An initially localized meander evolves into a wave packet and generates deep eddies that provide a positive feedback for the meander growth. Meanders found growing over a flat bottom are able to pinch off resembling warm and cold core rings, while in the presence of a weak bottom slope such as 0.002, the maximum amplitudes of meanders and associated deep eddies saturate with no eddy shedding. In the flat bottom case, the growth rate is only 10% larger than in the weak slope case. Nevertheless, the bottom slope efficiently controls nonlinear saturation of meander growth via constraining the development of deep eddies.
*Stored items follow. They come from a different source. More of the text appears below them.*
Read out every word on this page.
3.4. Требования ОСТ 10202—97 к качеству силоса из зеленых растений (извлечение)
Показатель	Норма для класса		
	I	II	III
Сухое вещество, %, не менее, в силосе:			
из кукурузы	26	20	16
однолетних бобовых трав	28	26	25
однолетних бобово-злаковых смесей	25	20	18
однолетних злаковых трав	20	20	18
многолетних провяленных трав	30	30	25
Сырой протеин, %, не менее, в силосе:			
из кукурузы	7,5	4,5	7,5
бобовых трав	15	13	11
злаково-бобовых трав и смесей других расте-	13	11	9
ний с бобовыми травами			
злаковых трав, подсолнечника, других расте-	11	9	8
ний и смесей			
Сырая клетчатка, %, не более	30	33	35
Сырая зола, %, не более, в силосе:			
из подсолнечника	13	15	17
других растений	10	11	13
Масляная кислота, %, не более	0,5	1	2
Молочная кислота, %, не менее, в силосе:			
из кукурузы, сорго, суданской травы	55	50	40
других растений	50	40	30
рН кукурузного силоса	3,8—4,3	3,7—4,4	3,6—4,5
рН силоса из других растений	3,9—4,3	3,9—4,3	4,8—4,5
The topographic slope modifies the evolution of deep eddies and causes the phase displacement of deep eddies in the direction of the upper layer troughs/crests, thus limiting growth of the meanders. Behind the wave packet peak deep eddies form a nearly zonal circulation that stabilizes the jet in an equilibrated state. The main equilibration mechanism is a homogenization of the lower-layer potential vorticity by deep eddies. The width of the homogenized zone is narrower for a larger slope and/or on the β plane.

These results have the following implications to the Gulf Stream dynamics: 1) maximum of the meander amplitudes increase as the topographic slope relaxes in qualitative agreement with observed behavior of the Gulf Stream, 2) the phase locking of the meanders with deep eddies underneath at the nonlinear stage agrees qualitatively with the observed structure of large amplitude cyclonic troughs at the central array, and 3) the increase of the barotropic transport on the warm side of the jet and the generation of the recirculation on the cold side of the jet is consistent with observations in the Gulf Stream system downstream of Cape Hatteras.